The scene underscores the strength and realism of A Star Is Born, the well-worn love story of two musicians whose trajectories could not be more opposite.

Cooper, who directed, produced, co-wrote and even composed some of the music, plays Jackson Maine, a singer-songwriter whose love of intoxicants has eclipsed his love of music. He crosses paths with unknown talent Ally (a sublime Lady Gaga) who doesn’t share Jack’s grim worldview. He’s drawn to her innocence and prodigious talent, she to his conflicted heart and troubled brilliance.

Given Hollywood’s spotty track record with remakes, Star could have easily come off the rails. But like Ben Affleck (another actor who made an impressive directorial debut with Gone Baby Gone), Cooper has clearly paid attention to the skilled directors who helmed his earlier films, such as David O. Russell (American Hustle, Silver Linings Playbook) and Clint Eastwood (American Sniper). Like those filmmakers, Cooper opts for story over spectacle.

Cooper even abandons the meet-cute cliche of so many star-crossed romances. After a festival concert, Jack bumps into Ally, who performs in a dingy drag bar. Cooper and Gaga have palpable chemistry; Gaga, in particular, demonstrates an inhibition you’d never expect from a real pop star. But their attraction is authentic: snarky, sarcastic, sexy, sincere and ultimately inescapable. Jack  invites Ally to a concert and drags her on stage to sing her song, “Shallow.” When someone films the recording and creates a viral video, Ally’s career begins a meteoric ascent. The first hour of Star imagines the first year of stardom: jet-set living, photo shoots, celebrity run-ins, adoring fans.

But what makes Star sing is that the movie is perpetually surprising us. This is a musical for audiences who don’t care for musicals, a funny romance for those averse to love stories. Particularly effective are Cooper’s daring casting choices: Andrew Dice Clay and Dave Chappelle as everyday guys who wouldn’t know what to do with stardom if they found it.

The true surprise, though, is Gaga. She could have been used as a gimmick to lure young audiences. But, when stripped of the makeup, wigs and wild costumes, Gaga proves to be an actress with serious chops — and a voice to boot. Her tears seem genuine, her anger authentic, her reticence realistic. She would have been right for this role without the built-in celebrity draw.

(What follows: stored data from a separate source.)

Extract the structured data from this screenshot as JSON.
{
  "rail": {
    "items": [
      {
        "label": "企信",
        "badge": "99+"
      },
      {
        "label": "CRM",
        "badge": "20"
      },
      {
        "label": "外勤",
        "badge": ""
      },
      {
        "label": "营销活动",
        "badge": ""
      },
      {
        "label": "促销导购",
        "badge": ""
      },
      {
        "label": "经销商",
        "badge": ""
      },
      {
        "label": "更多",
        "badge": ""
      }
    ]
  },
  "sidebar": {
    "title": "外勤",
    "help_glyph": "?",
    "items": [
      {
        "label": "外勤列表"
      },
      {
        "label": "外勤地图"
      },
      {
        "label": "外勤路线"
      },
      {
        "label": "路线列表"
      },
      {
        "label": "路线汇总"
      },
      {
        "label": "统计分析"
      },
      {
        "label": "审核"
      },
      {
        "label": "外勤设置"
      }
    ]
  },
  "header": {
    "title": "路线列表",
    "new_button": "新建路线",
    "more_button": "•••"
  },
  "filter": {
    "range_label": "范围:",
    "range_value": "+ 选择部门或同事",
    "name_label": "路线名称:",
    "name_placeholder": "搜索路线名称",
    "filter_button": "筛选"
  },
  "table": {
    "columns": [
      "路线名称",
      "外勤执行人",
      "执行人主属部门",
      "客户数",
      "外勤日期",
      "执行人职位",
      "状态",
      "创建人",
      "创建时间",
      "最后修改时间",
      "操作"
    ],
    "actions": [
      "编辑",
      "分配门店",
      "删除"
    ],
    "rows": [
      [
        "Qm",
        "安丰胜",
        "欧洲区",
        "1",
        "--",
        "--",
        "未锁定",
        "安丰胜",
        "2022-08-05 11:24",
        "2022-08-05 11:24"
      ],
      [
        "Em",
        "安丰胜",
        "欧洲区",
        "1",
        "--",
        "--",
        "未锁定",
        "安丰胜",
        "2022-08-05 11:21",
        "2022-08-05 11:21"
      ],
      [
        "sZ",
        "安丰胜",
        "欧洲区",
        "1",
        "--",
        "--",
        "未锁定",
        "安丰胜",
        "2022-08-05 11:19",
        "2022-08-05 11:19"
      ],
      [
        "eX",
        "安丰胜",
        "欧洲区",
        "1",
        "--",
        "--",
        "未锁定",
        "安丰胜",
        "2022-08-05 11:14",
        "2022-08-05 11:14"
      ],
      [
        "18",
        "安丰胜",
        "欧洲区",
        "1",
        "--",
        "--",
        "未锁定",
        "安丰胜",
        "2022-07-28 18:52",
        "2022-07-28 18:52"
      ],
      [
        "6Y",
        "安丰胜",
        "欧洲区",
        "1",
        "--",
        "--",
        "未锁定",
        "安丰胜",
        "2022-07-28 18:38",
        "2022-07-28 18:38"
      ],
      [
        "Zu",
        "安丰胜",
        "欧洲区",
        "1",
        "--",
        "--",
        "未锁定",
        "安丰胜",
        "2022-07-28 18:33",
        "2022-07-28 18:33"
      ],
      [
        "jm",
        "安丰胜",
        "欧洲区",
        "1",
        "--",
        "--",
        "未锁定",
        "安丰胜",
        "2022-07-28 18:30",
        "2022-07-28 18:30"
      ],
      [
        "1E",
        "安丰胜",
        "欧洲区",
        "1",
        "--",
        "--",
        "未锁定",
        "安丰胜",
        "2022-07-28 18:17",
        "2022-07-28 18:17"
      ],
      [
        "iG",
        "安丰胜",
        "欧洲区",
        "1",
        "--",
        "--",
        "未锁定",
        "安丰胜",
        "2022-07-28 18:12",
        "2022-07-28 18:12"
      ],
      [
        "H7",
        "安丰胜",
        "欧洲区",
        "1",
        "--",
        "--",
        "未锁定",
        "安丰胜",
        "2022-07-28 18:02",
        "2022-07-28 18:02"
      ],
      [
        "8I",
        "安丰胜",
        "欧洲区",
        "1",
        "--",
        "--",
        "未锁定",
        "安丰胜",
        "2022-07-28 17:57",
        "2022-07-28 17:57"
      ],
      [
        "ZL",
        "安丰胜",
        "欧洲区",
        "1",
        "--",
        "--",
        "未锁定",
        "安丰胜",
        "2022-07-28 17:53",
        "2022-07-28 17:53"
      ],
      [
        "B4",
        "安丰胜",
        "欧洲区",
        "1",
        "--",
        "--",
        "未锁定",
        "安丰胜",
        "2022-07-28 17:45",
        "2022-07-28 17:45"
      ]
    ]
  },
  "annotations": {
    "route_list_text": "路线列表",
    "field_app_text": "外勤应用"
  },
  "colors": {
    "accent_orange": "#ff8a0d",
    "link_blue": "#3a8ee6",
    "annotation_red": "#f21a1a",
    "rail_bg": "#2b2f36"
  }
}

Still, make no mistake: This is Cooper’s coming-out party. Aside from the acting, producing and writing, Cooper’s music is take-home catchy (both Cooper and Gaga are really performing). Cooper speaks with a grizzled slur that is frighteningly authentic. Jack is loving and jealous, kind and cutting, intoxicated and intoxicating. Cooper has managed the toughest feat in painting anti-heroes: creating lovable jerks. Even his look is mesmerizing: Cooper bears a striking resemblance to Kristofferson — just with more nuanced acting skills. Add to that a touching portrait of Jack’s brother and buddy musician Bobby (Sam Elliott), and you have one of the finest ensemble performances of the year.

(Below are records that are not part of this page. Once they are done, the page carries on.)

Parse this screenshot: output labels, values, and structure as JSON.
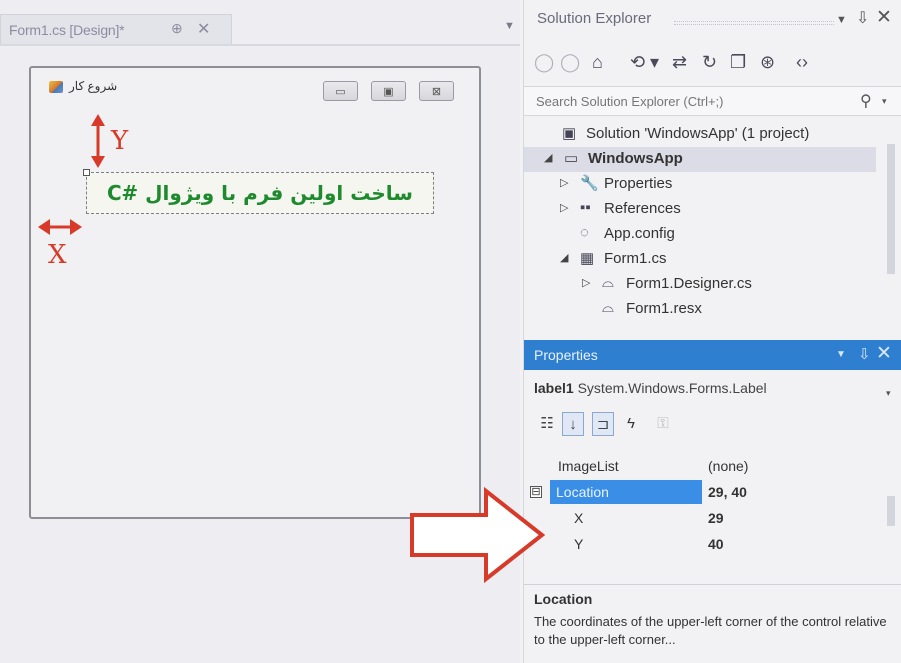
{
  "designer": {
    "tab_label": "Form1.cs [Design]*",
    "tab_pin_glyph": "⊕",
    "tab_close_glyph": "✕",
    "dropdown_glyph": "▼",
    "form": {
      "title": "شروع کار",
      "min_glyph": "▭",
      "max_glyph": "▣",
      "close_glyph": "⊠",
      "label_text": "ساخت اولین فرم با ویژوال #C"
    },
    "annotations": {
      "y_label": "Y",
      "x_label": "X",
      "color": "#d83a2a"
    }
  },
  "solution_explorer": {
    "title": "Solution Explorer",
    "dropdown_glyph": "▼",
    "pin_glyph": "⇩",
    "close_glyph": "✕",
    "toolbar_icons": [
      "back-icon",
      "forward-icon",
      "home-icon",
      "sync-icon",
      "dropdown-icon",
      "refresh-icon",
      "collapse-icon",
      "show-all-icon",
      "properties-icon",
      "code-icon"
    ],
    "toolbar_glyphs": [
      "◯",
      "◯",
      "⌂",
      "⟲",
      "▾",
      "⇄",
      "↻",
      "❐",
      "⊛",
      "‹›"
    ],
    "search_placeholder": "Search Solution Explorer (Ctrl+;)",
    "search_glyph": "⚲",
    "search_dd_glyph": "▾",
    "tree": [
      {
        "label": "Solution 'WindowsApp' (1 project)",
        "icon": "solution-icon",
        "glyph": "▣",
        "level": 0,
        "expander": ""
      },
      {
        "label": "WindowsApp",
        "icon": "csharp-project-icon",
        "glyph": "▭",
        "level": 1,
        "expander": "◢"
      },
      {
        "label": "Properties",
        "icon": "wrench-icon",
        "glyph": "🔧",
        "level": 2,
        "expander": "▷"
      },
      {
        "label": "References",
        "icon": "references-icon",
        "glyph": "▪▪",
        "level": 2,
        "expander": "▷"
      },
      {
        "label": "App.config",
        "icon": "config-file-icon",
        "glyph": "◌",
        "level": 2,
        "expander": ""
      },
      {
        "label": "Form1.cs",
        "icon": "form-file-icon",
        "glyph": "▦",
        "level": 2,
        "expander": "◢"
      },
      {
        "label": "Form1.Designer.cs",
        "icon": "cs-file-icon",
        "glyph": "⌓",
        "level": 3,
        "expander": "▷"
      },
      {
        "label": "Form1.resx",
        "icon": "resx-file-icon",
        "glyph": "⌓",
        "level": 3,
        "expander": ""
      }
    ]
  },
  "properties": {
    "title": "Properties",
    "dropdown_glyph": "▼",
    "pin_glyph": "⇩",
    "close_glyph": "✕",
    "object_name": "label1",
    "object_type": "System.Windows.Forms.Label",
    "object_dd_glyph": "▾",
    "toolbar_glyphs": [
      "☷",
      "↓",
      "⊐",
      "ϟ",
      "⚿"
    ],
    "rows": [
      {
        "name": "ImageList",
        "value": "(none)"
      },
      {
        "name": "Location",
        "value": "29, 40",
        "expander": "⊟"
      },
      {
        "name": "X",
        "value": "29"
      },
      {
        "name": "Y",
        "value": "40"
      }
    ],
    "description_title": "Location",
    "description_text": "The coordinates of the upper-left corner of the control relative to the upper-left corner..."
  }
}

The second half of the film falters slightly as Cooper steams toward a finale that has many loose ends to tie up within the movie’s 2-hour, 17-minute runtime. And some of the musically-adorned montages feel a little like the glossier versions of earlier renditions of the film. But the final scene is as powerful as the first, and Star‘s overall impact will stick with audiences for days.

Hollywood inevitably over-hypes the caliber of movies released during the Oscar season. But if A Star is Born is any indication of what’s to come, the hype may be worth it.